Le Cameroun dans l’année d’une famille en Allemagne
Le 11 février, le 20 mai, les grandes vacances et le dimanche entre les deux. Comment ancrer l’origine dans le quotidien plutôt que la fêter une fois l’an.
Transmettre une culture échoue rarement par manque de volonté. Cela échoue sur le calendrier. Qui se promet « de parler davantage du Cameroun » finit, dans une année scolaire allemande bien remplie, par n’en parler jamais.
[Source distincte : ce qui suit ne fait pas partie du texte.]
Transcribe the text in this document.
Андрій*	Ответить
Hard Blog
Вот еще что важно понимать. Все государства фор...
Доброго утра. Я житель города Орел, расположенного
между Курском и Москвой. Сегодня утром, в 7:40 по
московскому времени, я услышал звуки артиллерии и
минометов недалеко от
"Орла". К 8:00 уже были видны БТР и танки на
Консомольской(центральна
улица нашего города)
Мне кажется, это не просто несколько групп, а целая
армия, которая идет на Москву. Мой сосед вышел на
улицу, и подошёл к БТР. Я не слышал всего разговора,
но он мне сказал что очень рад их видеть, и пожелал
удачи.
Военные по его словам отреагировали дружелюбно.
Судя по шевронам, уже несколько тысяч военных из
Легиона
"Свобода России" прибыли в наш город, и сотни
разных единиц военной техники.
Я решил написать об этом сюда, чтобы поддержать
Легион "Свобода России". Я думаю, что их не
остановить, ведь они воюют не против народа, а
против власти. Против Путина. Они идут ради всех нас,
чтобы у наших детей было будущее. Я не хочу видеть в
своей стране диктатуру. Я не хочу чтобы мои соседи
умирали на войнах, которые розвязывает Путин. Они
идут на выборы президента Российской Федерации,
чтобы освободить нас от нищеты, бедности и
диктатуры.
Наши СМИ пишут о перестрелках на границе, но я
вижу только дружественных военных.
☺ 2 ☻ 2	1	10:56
Une date, elle, revient toute seule.
11 février, Fête de la Jeunesse
La journée camerounaise de la jeunesse est la date la plus facile à ancrer dans une famille avec des enfants scolarisés, parce qu’elle leur appartient. Au Cameroun, les classes défilent. Ici, il suffit d’une soirée où ce sont les enfants qui décident du repas et de la musique.
20 mai, Fête nationale
La fête nationale rappelle le référendum de 1972 et le passage à l’État unitaire. Pour des enfants nés ici, c’est un prétexte utile pour aborder la question de savoir pourquoi la famille apporte deux langues, l’anglais et le français, et ce que cela doit à l’histoire du pays. Cette question viendra de toute façon. Il est plus agréable d’y répondre à une date choisie que dans une cour de récréation.
Les grandes vacances
Six semaines l’été : la seule période où une visite longue est possible, dans les deux sens. Celles et ceux qui ne peuvent pas prendre l’avion, c’est-à-dire la plupart des familles la plupart des années, peuvent quand même s’en servir. Deux semaines où l’on ne parle que français à la maison déplacent davantage qu’une année entière de bonnes résolutions.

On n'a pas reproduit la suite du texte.